Sebagai Pemimpin Dewan Rekonsiliasi Nasional, Abdullah, yang berdarah Pashtun, memiliki kedekatan secara budaya dengan kelompok Taliban. Hal ini menjadi pilihan tepat bagi Ghani untuk mendapuknya sebagai pemimpin negosiasi damai dengan Taliban. Abullah, yang sempat menjadi penasihat pemimpin kelompok Mujahidin pada era melawan pasukan Soviet, Ahmad Shah Massoud, dinilai memiliki pemahaman lebih mengenai pola pikir kesukuan Pashtun, kelompok etnis dominan di Afghanistan.
Jurnalis senior Kompas (1988-2018), Trias Kuncahyono, dalam kolomnya menuliskan, Pashtun yang mendirikan Afghanistan pada tahun 1747 secara politis mendominasi Afghanistan. Catatan sejarah itu membuat mereka meyakini memiliki hak untuk memerintah Afghanistan.
Sebagian besar orang Pashtun beranggapan bahwa tatanan politik ”alami” di Afghanistan (Pashtun yang berkuasa) diubah secara radikal: pertama dengan invasi Soviet pada 1979 dan, kedua, oleh serangan Amerika pada 2001 yang dibantu Aliansi Utara Tajik yang sebagian besar menjadi penguasa de facto negara tersebut pada periode awal setelah invasi.
Tantangan sejarah itulah yang akan dibawa dan dinegosiasikan oleh Abdullah dan tim juru runding Pemerintah Afghanistan jika akan memulai perundingan dengan kelompok Taliban.
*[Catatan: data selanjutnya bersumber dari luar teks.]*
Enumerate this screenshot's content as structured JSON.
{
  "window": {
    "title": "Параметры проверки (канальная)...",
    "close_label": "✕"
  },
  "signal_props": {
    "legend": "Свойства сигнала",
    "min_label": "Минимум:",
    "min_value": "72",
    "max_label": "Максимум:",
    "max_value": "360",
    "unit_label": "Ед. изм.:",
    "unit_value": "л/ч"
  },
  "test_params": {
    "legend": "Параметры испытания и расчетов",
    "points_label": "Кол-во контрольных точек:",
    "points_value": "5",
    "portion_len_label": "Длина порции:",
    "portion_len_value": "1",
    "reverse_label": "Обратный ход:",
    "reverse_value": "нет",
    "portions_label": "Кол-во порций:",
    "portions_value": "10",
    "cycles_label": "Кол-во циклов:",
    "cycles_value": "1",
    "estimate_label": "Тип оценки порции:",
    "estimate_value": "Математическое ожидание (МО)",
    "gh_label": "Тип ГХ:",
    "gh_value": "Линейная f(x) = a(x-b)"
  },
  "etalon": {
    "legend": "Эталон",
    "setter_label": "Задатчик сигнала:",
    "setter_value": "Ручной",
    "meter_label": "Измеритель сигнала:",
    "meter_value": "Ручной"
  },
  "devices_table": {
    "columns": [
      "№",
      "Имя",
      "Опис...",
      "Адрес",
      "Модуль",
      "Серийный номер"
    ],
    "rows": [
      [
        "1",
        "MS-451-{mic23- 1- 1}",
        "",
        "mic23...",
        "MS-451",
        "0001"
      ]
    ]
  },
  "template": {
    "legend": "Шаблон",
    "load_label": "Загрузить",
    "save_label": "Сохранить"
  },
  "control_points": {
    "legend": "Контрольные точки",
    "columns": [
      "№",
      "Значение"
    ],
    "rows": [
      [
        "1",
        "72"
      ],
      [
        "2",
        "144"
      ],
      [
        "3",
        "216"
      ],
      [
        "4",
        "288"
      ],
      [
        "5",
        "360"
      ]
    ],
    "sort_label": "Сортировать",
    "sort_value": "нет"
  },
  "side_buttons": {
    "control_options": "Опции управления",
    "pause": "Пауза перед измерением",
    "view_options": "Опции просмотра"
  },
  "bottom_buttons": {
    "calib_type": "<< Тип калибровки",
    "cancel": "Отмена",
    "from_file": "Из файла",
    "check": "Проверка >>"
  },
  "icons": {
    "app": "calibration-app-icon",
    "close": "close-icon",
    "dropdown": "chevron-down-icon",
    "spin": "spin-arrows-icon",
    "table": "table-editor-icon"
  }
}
Alex Thier, analis dari lembaga Institut Perdamaian Amerika Serikat, menyebutkan, perundingan akan menemui jalan terjal karena perbedaan pandangan antara kedua pihak, terutama dalam bentuk negara (emirat atau sebuah negara yang menganut paham demokrasi), pembagian kekuasaan, hingga masalah hak-hak perempuan dan kelompok marjinal.
Thier menilai, pada isu pertama, soal bentuk pemerintahan dan negara, akan terjadi perbedaan pendapat yang sangat besar. Otoritas politik Taliban terutama menginginkan sebuah negara Islam berbentuk emirat, seperti yang selama ini mereka gunakan. Adapun Pemerintah Afghanistan, sesuai pandangannya, menginginkan bentuk pemerintahan republik. Dua pandangan ini, menurut Thier, bisa menjadi salah satu halangan besar apabila tidak dicarikan jalan tengah.
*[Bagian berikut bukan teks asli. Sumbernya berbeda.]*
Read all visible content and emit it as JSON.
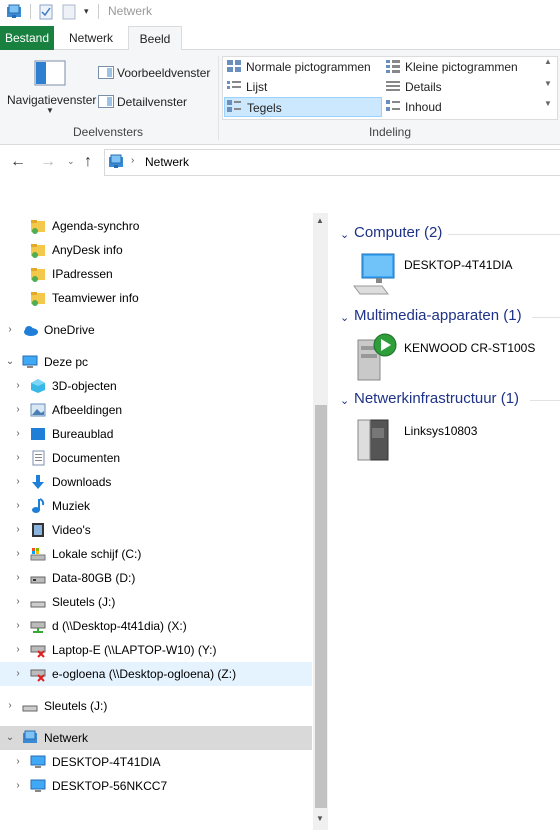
{
  "window": {
    "title": "Netwerk"
  },
  "ribbon": {
    "tabs": [
      "Bestand",
      "Netwerk",
      "Beeld"
    ],
    "panes_group": {
      "navigation_pane": "Navigatievenster",
      "preview_pane": "Voorbeeldvenster",
      "details_pane": "Detailvenster",
      "label": "Deelvensters"
    },
    "layout_group": {
      "options": [
        "Normale pictogrammen",
        "Kleine pictogrammen",
        "Lijst",
        "Details",
        "Tegels",
        "Inhoud"
      ],
      "selected": "Tegels",
      "label": "Indeling"
    }
  },
  "address": {
    "path": "Netwerk"
  },
  "nav_tree": {
    "quick_access": [
      "Agenda-synchro",
      "AnyDesk info",
      "IPadressen",
      "Teamviewer info"
    ],
    "onedrive": "OneDrive",
    "this_pc": "Deze pc",
    "this_pc_items": [
      "3D-objecten",
      "Afbeeldingen",
      "Bureaublad",
      "Documenten",
      "Downloads",
      "Muziek",
      "Video's",
      "Lokale schijf (C:)",
      "Data-80GB (D:)",
      "Sleutels (J:)",
      "d (\\\\Desktop-4t41dia) (X:)",
      "Laptop-E (\\\\LAPTOP-W10) (Y:)",
      "e-ogloena (\\\\Desktop-ogloena) (Z:)"
    ],
    "sleutels_root": "Sleutels (J:)",
    "network": "Netwerk",
    "network_items": [
      "DESKTOP-4T41DIA",
      "DESKTOP-56NKCC7"
    ]
  },
  "content": {
    "groups": [
      {
        "title": "Computer (2)",
        "items": [
          "DESKTOP-4T41DIA"
        ]
      },
      {
        "title": "Multimedia-apparaten (1)",
        "items": [
          "KENWOOD CR-ST100S"
        ]
      },
      {
        "title": "Netwerkinfrastructuur (1)",
        "items": [
          "Linksys10803"
        ]
      }
    ]
  },
  "colors": {
    "file_tab": "#19813f",
    "group_heading": "#1e3287",
    "selection": "#cce8ff",
    "nav_selected": "#d9d9d9"
  }
}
Hal lain adalah hak kaum perempuan yang selama ini terpinggirkan dalam proses politik. Sebelum Taliban berkuasa, perempuan Afghanistan mendapat perlakuan dan perlindungan hukum serta memperoleh hak-hak sipilnya. Mereka diperbolehkan beraktivitas serta memperoleh pendidikan yang layak dan setara dengan kaum laki-laki. Sebuah pemandangan yang tidak bisa didapatkan ketika Taliban berkuasa di Afghanistan tahun 1996-2001.
Negara-negara lain, termasuk Indonesia, bisa mengambil perannya kembali dalam membantu perundingan damai di Afghanistan. Indonesia pernah menjadi tuan rumah pertemuan multipilar pada tahun 2018 menggunakan jalur para pemuka agama. Kini, Indonesia tampaknya bisa memainkan kartunya lagi untuk mendorong kesamaan pandangan soal perdamaian di Afghanistan, yang sempat dipandang akan runtuh.